Perhaps, then, the most profound legacy of Nottage and the others’ work on Broadway is that it doesn’t just impact the “Great White Way.” It can also help change the resources and focus on Black theater spaces, she says, where artists can create without “needing the validation” of a certain portion of the industry.
That kind of validation is what Tony-nominated Harris — whose Slave Play received a historic 12 nominations before being shut out by voters at the 2021 show — says he’s never looked for.
“I never had Broadway as a standard-bearer for where I wanted to be,” he says. “I’m a student of the avant-garde. I’m not a student of commercial theater. And while some of the artists I love who engage in the avant-garde exist inside of the commercial theatrical landscape, I’m not holding that space as a place for me.”

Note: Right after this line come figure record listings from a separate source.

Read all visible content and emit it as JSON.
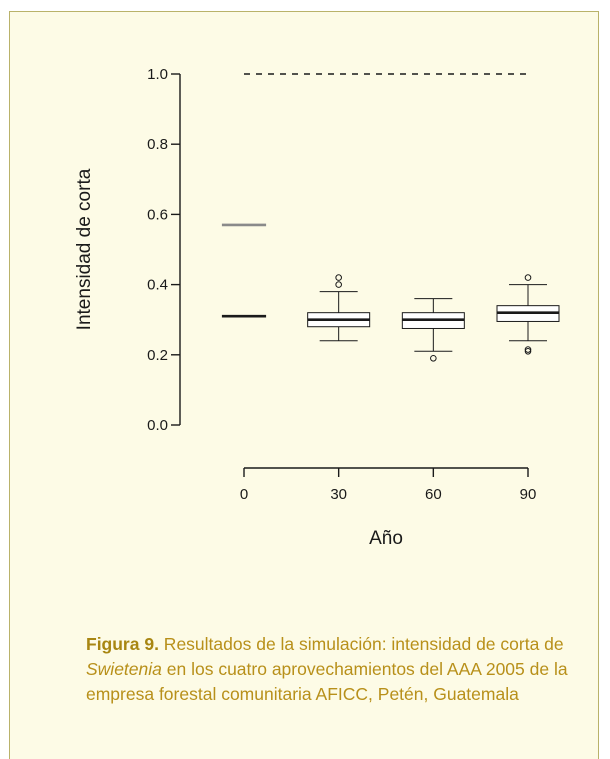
{
  "chart_data": {
    "type": "box",
    "ylabel": "Intensidad de corta",
    "xlabel": "Año",
    "ylim": [
      0.0,
      1.0
    ],
    "y_ticks": [
      "0.0",
      "0.2",
      "0.4",
      "0.6",
      "0.8",
      "1.0"
    ],
    "x_ticks": [
      "0",
      "30",
      "60",
      "90"
    ],
    "reference_lines": [
      {
        "y": 1.0,
        "x_from": 0,
        "x_to": 90,
        "style": "dashed",
        "color": "#1a1a1a"
      },
      {
        "y": 0.57,
        "x_from": -7,
        "x_to": 7,
        "style": "solid",
        "color": "#8a8a8a"
      },
      {
        "y": 0.31,
        "x_from": -7,
        "x_to": 7,
        "style": "solid",
        "color": "#1a1a1a"
      }
    ],
    "boxes": [
      {
        "x": 30,
        "whisker_low": 0.24,
        "q1": 0.28,
        "median": 0.3,
        "q3": 0.32,
        "whisker_high": 0.38,
        "outliers": [
          0.4,
          0.42
        ]
      },
      {
        "x": 60,
        "whisker_low": 0.21,
        "q1": 0.275,
        "median": 0.3,
        "q3": 0.32,
        "whisker_high": 0.36,
        "outliers": [
          0.19
        ]
      },
      {
        "x": 90,
        "whisker_low": 0.24,
        "q1": 0.295,
        "median": 0.32,
        "q3": 0.34,
        "whisker_high": 0.4,
        "outliers": [
          0.42,
          0.21,
          0.215
        ]
      }
    ]
  },
  "caption": {
    "lead": "Figura 9.",
    "text_before": " Resultados de la simulación: intensidad de corta de ",
    "italic": "Swietenia",
    "text_after": " en los cuatro aprovechamientos del AAA 2005 de la empresa forestal comunitaria AFICC, Petén, Guatemala"
  },
  "colors": {
    "caption": "#b8901a",
    "panel_bg": "#fdfbe6",
    "panel_border": "#b9b26a"
  }
}
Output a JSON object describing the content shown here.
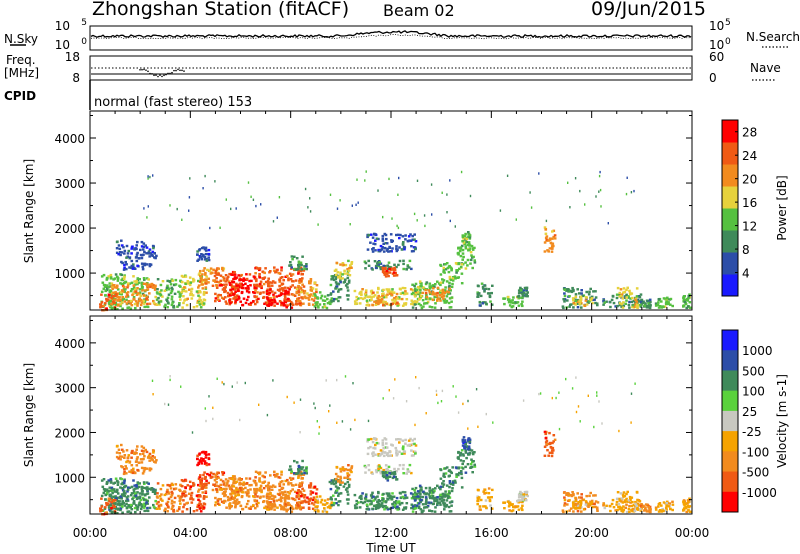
{
  "header": {
    "title": "Zhongshan Station (fitACF)",
    "beam": "Beam 02",
    "date": "09/Jun/2015"
  },
  "summary_panels": {
    "nsky_label": "N.Sky",
    "nsky_top": "10^5",
    "nsky_bottom": "10^0",
    "nsearch_label": "N.Search",
    "nsearch_top": "10^5",
    "nsearch_bottom": "10^0",
    "freq_label": "Freq.",
    "freq_unit": "[MHz]",
    "freq_top": "18",
    "freq_bottom": "8",
    "nave_label": "Nave",
    "nave_top": "60",
    "nave_bottom": "0",
    "cpid_label": "CPID",
    "cpid_text": "normal (fast stereo) 153"
  },
  "colors": {
    "power": [
      "#1a1aff",
      "#2c4ea8",
      "#3f8a5a",
      "#55c040",
      "#e6d23c",
      "#f28b1e",
      "#f05a14",
      "#ff0000"
    ],
    "velocity": [
      "#ff0000",
      "#f05a14",
      "#f28b1e",
      "#f5a300",
      "#c8c8c0",
      "#5ad23c",
      "#3f8a5a",
      "#2c4ea8",
      "#1a1aff"
    ]
  },
  "chart_data": [
    {
      "type": "heatmap",
      "name": "power",
      "ylabel": "Slant Range [km]",
      "xlim": [
        "00:00",
        "24:00"
      ],
      "ylim": [
        180,
        4600
      ],
      "x_ticks": [
        "00:00",
        "04:00",
        "08:00",
        "12:00",
        "16:00",
        "20:00",
        "00:00"
      ],
      "y_ticks": [
        "1000",
        "2000",
        "3000",
        "4000"
      ],
      "colorbar": {
        "label": "Power [dB]",
        "ticks": [
          "4",
          "8",
          "12",
          "16",
          "20",
          "24",
          "28"
        ],
        "range": [
          0,
          30
        ]
      }
    },
    {
      "type": "heatmap",
      "name": "velocity",
      "ylabel": "Slant Range [km]",
      "xlabel": "Time UT",
      "xlim": [
        "00:00",
        "24:00"
      ],
      "ylim": [
        180,
        4600
      ],
      "x_ticks": [
        "00:00",
        "04:00",
        "08:00",
        "12:00",
        "16:00",
        "20:00",
        "00:00"
      ],
      "y_ticks": [
        "1000",
        "2000",
        "3000",
        "4000"
      ],
      "colorbar": {
        "label": "Velocity [m s-1]",
        "ticks": [
          "1000",
          "500",
          "100",
          "25",
          "-25",
          "-100",
          "-500",
          "-1000"
        ]
      }
    }
  ]
}
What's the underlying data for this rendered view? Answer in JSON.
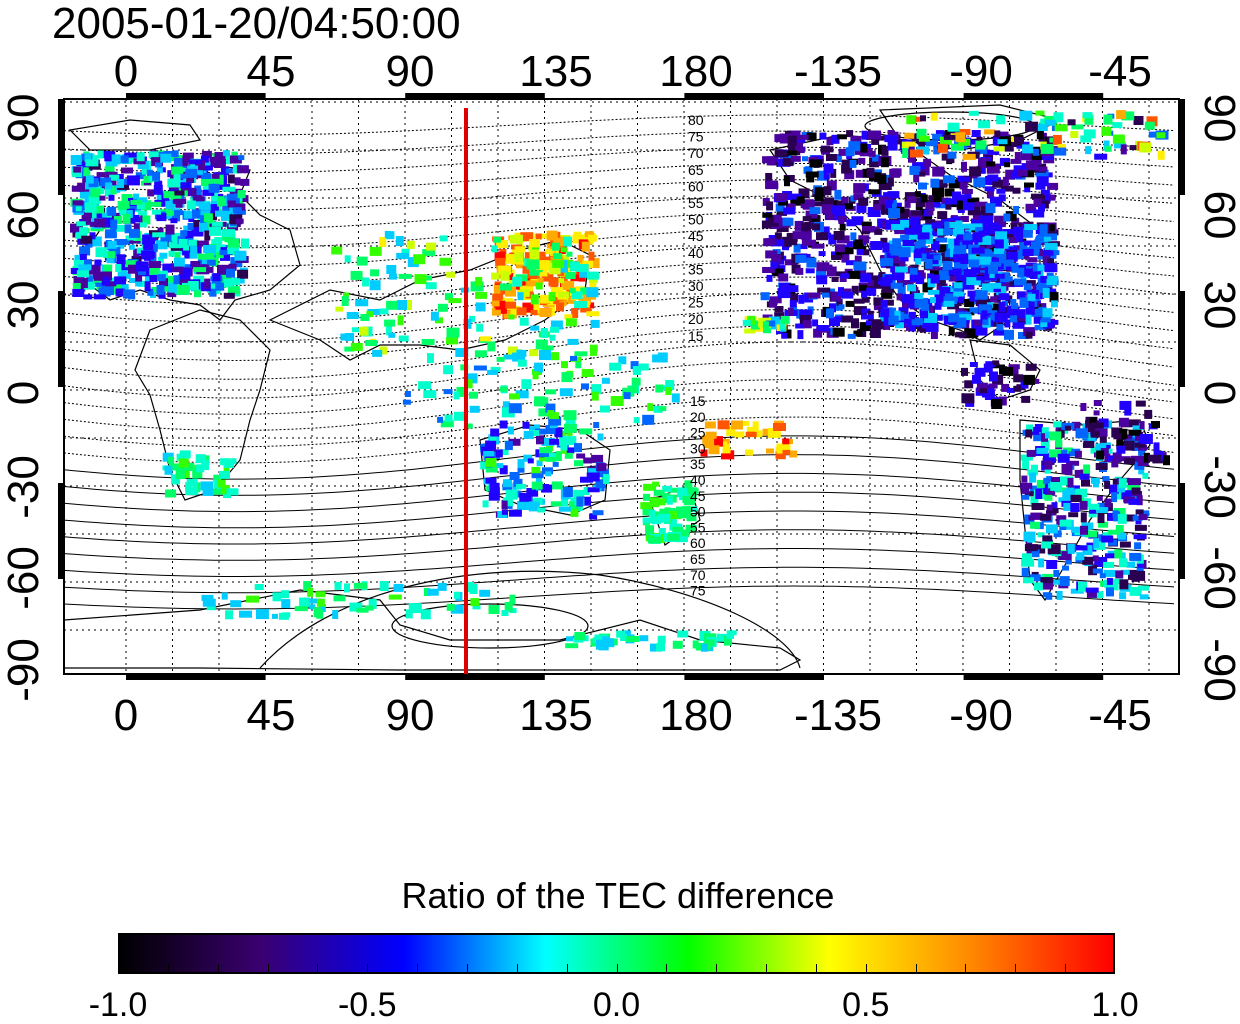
{
  "title": "2005-01-20/04:50:00",
  "map": {
    "top_axis_labels": [
      "0",
      "45",
      "90",
      "135",
      "180",
      "-135",
      "-90",
      "-45"
    ],
    "bottom_axis_labels": [
      "0",
      "45",
      "90",
      "135",
      "180",
      "-135",
      "-90",
      "-45"
    ],
    "left_axis_labels": [
      "90",
      "60",
      "30",
      "0",
      "-30",
      "-60",
      "-90"
    ],
    "right_axis_labels": [
      "90",
      "60",
      "30",
      "0",
      "-30",
      "-60",
      "-90"
    ],
    "contour_labels_north": [
      "80",
      "75",
      "70",
      "65",
      "60",
      "55",
      "50",
      "45",
      "40",
      "35",
      "30",
      "25",
      "20",
      "15"
    ],
    "contour_labels_south": [
      "15",
      "20",
      "25",
      "30",
      "35",
      "40",
      "45",
      "50",
      "55",
      "60",
      "65",
      "70",
      "75"
    ],
    "longitude_marker_color": "#dd0000"
  },
  "colorbar": {
    "title": "Ratio of the TEC difference",
    "tick_labels": [
      "-1.0",
      "-0.5",
      "0.0",
      "0.5",
      "1.0"
    ],
    "colors": [
      "#000000",
      "#3a0070",
      "#0000ff",
      "#00ffff",
      "#00ff00",
      "#ffff00",
      "#ff8800",
      "#ff0000"
    ]
  }
}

Still, the writer echoes his fellow playwrights’ feelings that while in the space, not being in it by oneself is “exhilarating.”
“I think that what’s exciting is that I’m not doing it alone and no one else is doing it alone,” Harris shares. “That’s been amazing, right? Because we can cross-reference and ask questions — figure out how we can demand things in ways we didn’t have the same power to before or the ways in which it was really scary to ask.”